[Asia Economy Reporter Minji Lee] Gold prices, which had been stagnant for a while, are rebounding as they gain attention as an inflation hedge (risk avoidance) tool.
On the 19th, the June gold futures price traded on the New York Mercantile Exchange recorded $1869.20 per troy ounce as of the 18th (local time). After reaching the $1900 level in January, it fell to the high $1600s but is now showing an upward trend again.
Gold prices, a representative physical safe-haven asset, move inversely to risk assets. From the end of last year to early this year, as preference for risk assets such as stocks strengthened, gold remained relatively weak. From mid-February, as interest rates and the dollar strengthened, the decline in gold prices accelerated, and in early March, domestic gold prices fell to their lowest level in a year since March last year. Because gold does not yield interest, when interest rates rise, its price falls, and when the value of the safe-haven dollar rises, gold prices also decline. Recently, with the surge in interest rates and the dollar value calming down and inflationary pressures increasing, gold's appeal as a hedge tool has been highlighted.

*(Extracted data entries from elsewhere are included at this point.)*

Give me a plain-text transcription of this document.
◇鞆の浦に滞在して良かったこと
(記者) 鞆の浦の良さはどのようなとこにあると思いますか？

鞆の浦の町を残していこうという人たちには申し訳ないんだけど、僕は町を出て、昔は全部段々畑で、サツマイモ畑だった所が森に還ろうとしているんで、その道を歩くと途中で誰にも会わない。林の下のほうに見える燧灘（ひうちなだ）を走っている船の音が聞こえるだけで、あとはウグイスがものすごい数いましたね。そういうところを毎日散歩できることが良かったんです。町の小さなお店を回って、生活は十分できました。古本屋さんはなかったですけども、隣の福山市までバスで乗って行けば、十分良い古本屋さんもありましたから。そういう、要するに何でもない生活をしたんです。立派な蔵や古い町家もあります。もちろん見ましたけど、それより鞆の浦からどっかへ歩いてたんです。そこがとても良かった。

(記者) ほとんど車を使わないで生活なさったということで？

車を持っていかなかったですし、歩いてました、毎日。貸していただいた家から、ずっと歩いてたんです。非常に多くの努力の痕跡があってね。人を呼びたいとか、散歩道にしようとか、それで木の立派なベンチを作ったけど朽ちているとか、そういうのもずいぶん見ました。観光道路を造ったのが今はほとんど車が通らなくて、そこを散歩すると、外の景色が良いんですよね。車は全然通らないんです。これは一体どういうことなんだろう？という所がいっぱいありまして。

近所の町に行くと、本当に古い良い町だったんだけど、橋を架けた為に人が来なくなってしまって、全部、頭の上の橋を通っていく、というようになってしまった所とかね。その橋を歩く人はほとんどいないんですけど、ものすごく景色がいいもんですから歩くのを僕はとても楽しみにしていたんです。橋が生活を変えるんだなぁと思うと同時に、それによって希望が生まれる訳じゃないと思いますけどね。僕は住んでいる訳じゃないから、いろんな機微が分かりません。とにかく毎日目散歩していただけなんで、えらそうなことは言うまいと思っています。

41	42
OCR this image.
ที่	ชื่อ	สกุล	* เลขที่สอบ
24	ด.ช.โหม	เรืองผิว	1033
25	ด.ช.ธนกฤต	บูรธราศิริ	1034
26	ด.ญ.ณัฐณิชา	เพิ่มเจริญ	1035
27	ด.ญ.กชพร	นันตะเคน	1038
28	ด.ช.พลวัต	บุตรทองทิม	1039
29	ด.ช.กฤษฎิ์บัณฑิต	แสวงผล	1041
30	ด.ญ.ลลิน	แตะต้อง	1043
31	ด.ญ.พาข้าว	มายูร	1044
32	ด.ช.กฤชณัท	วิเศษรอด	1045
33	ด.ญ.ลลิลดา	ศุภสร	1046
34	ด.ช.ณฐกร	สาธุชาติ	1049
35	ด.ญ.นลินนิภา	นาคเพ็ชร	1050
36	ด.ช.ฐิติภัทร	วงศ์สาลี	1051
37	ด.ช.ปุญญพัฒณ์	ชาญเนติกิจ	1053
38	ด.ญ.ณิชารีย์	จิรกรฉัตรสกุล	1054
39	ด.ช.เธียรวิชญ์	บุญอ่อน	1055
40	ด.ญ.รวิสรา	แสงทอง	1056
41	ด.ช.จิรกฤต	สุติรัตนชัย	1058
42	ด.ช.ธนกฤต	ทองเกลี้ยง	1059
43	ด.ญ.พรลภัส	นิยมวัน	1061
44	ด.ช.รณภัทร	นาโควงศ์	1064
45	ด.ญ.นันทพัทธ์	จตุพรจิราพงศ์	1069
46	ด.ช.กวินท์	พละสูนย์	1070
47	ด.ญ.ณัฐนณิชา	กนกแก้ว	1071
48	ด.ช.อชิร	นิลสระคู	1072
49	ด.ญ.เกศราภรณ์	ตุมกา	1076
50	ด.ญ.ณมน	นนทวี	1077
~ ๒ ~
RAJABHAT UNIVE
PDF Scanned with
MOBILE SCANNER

Accordingly, domestic gold prices are also showing an upward trend. According to the Korea Exchange, on the 18th, the price per gram of 1 kg gold spot in the KRX gold market closed at 68,200 KRW, up 0.56% from the previous trading day, marking a three-day consecutive rise. This is the highest closing price since January 8, when it was 68,320 KRW, closely approaching the yearly high (69,230 KRW on January 6).
As demand for inflation hedging grows, silver spot prices are also rising accordingly. Silver prices are recently trading around $28 per troy ounce, recovering to the February level of the yearly high ($29). Soohyun Kim, a researcher at Daishin Securities, said, “Investment attractiveness of gold and silver is expected to increase due to the inflow of inflation hedge demand. The increase in gold demand in Asian markets and silver demand due to U.S. infrastructure policies are also expected to influence price rises.”